With the arrival of the summer break, I've been mulling over what new teaching technology I should embrace for the fall. Part of me wants to give podcasting a shot, since it's a technique I understand from some of my outside endeavors. But it appears to involve a significant time commitment, and I wonder if I can do an adequate job before the fall semester begins. On the other hand, I have a brand-new class to teach for the first time, and another that needs a tune-up to remain state-of-the-art. Perhaps I should just redouble my efforts on the Blackboard CMS rather than taking on what may amount to another career.
I recently attended a conference for USC faculty called "Mobile Teaching, Mobile Learning," whose purpose was to highlight new teaching practices, research methodologies, and learning styles that have emerged in response to mobile and online technologies. This was not one of those boring conferences with sessions in which the presenter reads the PowerPoint text that the audience has already finished reading. The presenters here were all faculty who had actually used the tools and technologies over several semesters. Their presentations were generally light on the technical details (which can be found elsewhere) and heavy on experience and outcomes.
For example, one of the first sessions detailed the use of the Personal Response System (also known as "clickers") and its effect on learning. For those who haven't tried them, clickers allow the instructor to collect real-time answers to a question, usually embedded in a PowerPoint presentation, generated by each student's hand-held IR remote. At the moment when the tally of answers appears on the screen, the instructor has the students' attention and they are fully engaged. The lecture then becomes a finely tuned discussion of the material addressed by the question.
The two presenters, both from the USC School of Genentology, expressed satisfaction with the clickers and the increased level of engagement they generated. While they noted a slight increase in test scores, they were not prepared to attribute all of the improvement to the use of clickers. Rather they believe that the clickers helped make their classes more learner-centric in general, and prompted them to provide students with more immediate feedback during the semester. So clickers aren't a magic bullet, but they seem to help.

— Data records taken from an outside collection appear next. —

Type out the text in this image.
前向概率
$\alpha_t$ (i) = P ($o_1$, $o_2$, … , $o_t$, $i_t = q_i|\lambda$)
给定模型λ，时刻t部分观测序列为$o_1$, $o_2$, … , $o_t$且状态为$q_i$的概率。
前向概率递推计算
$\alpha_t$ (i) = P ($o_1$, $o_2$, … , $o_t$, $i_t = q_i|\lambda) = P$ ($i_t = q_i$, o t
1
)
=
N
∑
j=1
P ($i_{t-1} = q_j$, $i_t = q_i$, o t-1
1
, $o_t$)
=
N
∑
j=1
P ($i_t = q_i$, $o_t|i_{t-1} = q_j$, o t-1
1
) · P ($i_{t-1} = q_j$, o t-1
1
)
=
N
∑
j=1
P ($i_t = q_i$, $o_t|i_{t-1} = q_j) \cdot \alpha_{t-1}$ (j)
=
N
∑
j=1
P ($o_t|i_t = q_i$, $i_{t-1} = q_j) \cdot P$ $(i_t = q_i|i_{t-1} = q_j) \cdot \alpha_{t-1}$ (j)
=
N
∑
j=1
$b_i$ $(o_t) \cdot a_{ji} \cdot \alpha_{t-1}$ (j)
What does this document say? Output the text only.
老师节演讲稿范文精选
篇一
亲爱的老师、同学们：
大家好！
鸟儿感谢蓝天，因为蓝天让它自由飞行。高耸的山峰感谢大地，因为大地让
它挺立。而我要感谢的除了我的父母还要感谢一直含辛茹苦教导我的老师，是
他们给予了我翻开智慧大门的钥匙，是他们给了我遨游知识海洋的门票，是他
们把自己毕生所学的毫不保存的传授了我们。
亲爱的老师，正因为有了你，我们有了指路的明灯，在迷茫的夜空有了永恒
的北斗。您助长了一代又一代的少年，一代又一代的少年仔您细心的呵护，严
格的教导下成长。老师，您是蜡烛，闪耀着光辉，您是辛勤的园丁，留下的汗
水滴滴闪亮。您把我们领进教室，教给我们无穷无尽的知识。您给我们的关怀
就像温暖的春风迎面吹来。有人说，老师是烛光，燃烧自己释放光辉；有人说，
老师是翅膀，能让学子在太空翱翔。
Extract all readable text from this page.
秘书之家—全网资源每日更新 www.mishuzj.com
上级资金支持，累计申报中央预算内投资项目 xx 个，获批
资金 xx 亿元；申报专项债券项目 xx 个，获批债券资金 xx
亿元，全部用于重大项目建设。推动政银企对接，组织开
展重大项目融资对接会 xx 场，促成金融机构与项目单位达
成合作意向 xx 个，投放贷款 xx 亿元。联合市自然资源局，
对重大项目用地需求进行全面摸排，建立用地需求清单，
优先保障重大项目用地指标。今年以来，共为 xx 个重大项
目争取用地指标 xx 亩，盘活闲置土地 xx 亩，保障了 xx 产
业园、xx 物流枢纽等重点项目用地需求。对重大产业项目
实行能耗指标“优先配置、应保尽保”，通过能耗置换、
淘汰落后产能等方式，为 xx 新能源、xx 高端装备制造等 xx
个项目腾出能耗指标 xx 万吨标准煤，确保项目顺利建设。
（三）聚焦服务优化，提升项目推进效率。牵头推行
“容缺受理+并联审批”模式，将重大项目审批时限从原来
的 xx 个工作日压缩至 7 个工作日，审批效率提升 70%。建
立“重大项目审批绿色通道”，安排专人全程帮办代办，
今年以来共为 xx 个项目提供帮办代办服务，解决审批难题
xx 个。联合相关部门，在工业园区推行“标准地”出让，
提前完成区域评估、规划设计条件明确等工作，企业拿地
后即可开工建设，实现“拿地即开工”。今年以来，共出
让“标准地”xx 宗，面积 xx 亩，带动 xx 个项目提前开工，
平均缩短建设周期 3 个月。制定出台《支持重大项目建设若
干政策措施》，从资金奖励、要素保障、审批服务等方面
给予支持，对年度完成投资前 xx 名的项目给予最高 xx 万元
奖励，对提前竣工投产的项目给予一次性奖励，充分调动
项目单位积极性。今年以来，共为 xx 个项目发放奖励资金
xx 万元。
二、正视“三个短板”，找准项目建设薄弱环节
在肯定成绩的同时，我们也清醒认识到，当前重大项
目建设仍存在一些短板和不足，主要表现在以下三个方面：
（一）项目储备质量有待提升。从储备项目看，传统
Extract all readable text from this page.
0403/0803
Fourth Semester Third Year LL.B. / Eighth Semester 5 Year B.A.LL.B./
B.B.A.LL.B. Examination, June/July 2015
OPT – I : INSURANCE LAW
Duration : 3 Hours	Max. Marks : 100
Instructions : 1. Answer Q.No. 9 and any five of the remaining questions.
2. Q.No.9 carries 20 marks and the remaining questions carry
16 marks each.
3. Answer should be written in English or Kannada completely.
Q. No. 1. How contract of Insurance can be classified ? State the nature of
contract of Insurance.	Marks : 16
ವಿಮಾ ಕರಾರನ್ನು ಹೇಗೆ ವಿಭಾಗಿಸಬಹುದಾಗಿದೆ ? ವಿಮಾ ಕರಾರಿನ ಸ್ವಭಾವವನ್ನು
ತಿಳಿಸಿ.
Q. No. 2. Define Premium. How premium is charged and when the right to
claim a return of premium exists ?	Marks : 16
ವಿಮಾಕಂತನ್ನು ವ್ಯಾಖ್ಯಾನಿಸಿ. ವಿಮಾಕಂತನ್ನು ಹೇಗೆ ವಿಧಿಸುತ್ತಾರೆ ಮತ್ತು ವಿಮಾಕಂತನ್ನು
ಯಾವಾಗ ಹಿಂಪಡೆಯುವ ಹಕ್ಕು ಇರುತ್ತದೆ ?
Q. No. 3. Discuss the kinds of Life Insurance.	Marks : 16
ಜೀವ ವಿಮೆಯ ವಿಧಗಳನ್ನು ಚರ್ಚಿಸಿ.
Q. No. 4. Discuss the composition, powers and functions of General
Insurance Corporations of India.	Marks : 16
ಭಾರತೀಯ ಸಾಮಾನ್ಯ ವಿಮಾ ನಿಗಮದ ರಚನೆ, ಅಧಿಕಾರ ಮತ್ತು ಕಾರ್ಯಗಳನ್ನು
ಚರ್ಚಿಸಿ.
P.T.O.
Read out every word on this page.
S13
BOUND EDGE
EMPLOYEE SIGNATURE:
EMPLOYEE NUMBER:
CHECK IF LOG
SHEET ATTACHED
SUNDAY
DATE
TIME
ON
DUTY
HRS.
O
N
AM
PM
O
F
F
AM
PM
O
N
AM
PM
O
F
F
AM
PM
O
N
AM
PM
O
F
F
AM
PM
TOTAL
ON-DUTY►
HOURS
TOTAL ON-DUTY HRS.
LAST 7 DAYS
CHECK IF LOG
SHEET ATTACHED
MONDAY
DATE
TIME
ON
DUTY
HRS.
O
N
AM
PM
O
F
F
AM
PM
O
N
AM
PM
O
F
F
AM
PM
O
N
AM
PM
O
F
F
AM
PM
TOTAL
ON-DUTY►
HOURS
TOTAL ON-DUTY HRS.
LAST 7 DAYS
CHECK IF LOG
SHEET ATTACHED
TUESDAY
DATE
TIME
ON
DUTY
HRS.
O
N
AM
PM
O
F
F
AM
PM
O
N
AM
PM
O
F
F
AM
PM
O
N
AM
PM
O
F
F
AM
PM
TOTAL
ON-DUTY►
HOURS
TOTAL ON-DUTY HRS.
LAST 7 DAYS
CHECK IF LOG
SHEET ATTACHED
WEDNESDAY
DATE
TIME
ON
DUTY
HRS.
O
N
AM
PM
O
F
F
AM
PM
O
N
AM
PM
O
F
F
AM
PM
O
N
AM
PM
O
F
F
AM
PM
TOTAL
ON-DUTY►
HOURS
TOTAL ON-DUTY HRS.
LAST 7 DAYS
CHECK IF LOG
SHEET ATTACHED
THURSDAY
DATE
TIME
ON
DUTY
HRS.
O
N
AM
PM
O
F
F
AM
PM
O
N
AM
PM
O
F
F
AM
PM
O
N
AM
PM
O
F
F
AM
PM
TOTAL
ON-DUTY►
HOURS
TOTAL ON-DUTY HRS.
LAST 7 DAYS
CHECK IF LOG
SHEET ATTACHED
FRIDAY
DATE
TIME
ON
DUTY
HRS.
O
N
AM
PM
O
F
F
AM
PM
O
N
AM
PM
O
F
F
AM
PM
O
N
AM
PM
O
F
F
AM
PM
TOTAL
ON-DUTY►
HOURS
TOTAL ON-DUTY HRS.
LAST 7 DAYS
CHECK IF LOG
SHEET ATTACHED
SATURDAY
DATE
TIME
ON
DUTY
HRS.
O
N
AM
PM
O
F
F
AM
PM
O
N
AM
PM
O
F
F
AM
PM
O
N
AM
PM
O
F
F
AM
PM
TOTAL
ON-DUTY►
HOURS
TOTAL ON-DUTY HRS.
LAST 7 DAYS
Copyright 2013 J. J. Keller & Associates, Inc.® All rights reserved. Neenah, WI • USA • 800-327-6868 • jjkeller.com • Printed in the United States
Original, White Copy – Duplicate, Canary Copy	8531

Another presentation described the use of podcasts presented on Apple's iTunes U as a way of reinforcing material from lectures. Besides the obvious benefit for students who miss class, audio and video recordings of lectures let students review concepts that they may not have fully understood the first time around. Another group from the School of Medicine described using the online world of Second Life to teach psychiatry and medical students how to conduct effective patient interviews by practicing on a "virtual patient" in the Second Life environment.
All very informative and, well, engaging. But I was still unsure about which road to start down to maximize my effort-to-results ratio. There were obviously several avenues available, but I could not decide. It was near the end of the conference when I attended the most interesting presentation of the day, entitled "How Students View Technology in Learning." Three students - one each from Cinema, Neuroscience, and International Relations - took questions from faculty in the audience regarding how each of them dealt with the concept of learner-centric education and educational technology.
Someone in the audience finally asked the $64 question: "Which of the technologies presented at this conference do you prefer?" The three answered nearly in unison. "It doesn't matter," they said. "We'll use them all. We'll adapt. After all, it's just a click." From their perspective, it is just a click...something they've been doing for most of their lives.
From the faculty perspective, it's all about engaging students, which is just a post-millenial way of saying "getting them to pay attention." That's the core issue for us - how do we compete with the rest of their world of distractions? The current crop of early 20's and younger students cannot remember when media was not digital. They cannot remember life without a personal computer, nor can they recall having less than 40 or 50 channels on television. Music has always been downloadable, and "going to the library" has always involved sitting in front of a computer. They bring their laptops to class, ostensibly to take notes, but they're also checking email and exchanging instant messages.
If I look at how my students contact me today, and contrast that with how they contacted me just a couple of years ago, the difference is striking. In 2005, most of my students emailed me through USC email. At the end of the semester, when they were stressed, I might get a call on my cell from a panicked student. Today, however, I get as many email messages from students on my Facebook page as I do through regular USC email. I still get at least one or two panicked phone calls, yet I get far more SMS text messages on my phone than I do voice messages. If my AIM account is available, then I will invariably get instant messages. Beginning this fall, I'll have limited "real" office hours, and liberal "virtual" office hours courtesy of Skype and iChat.
So, whether I choose to use Blackboard, iTunes U, podcasts, wikis, blogs, or whatever, I doubt that it will faze them. That being the case, my next foray into teaching technology will be using something that I like and with which I am comfortable. If you need me, I'll be working on that in my trailer.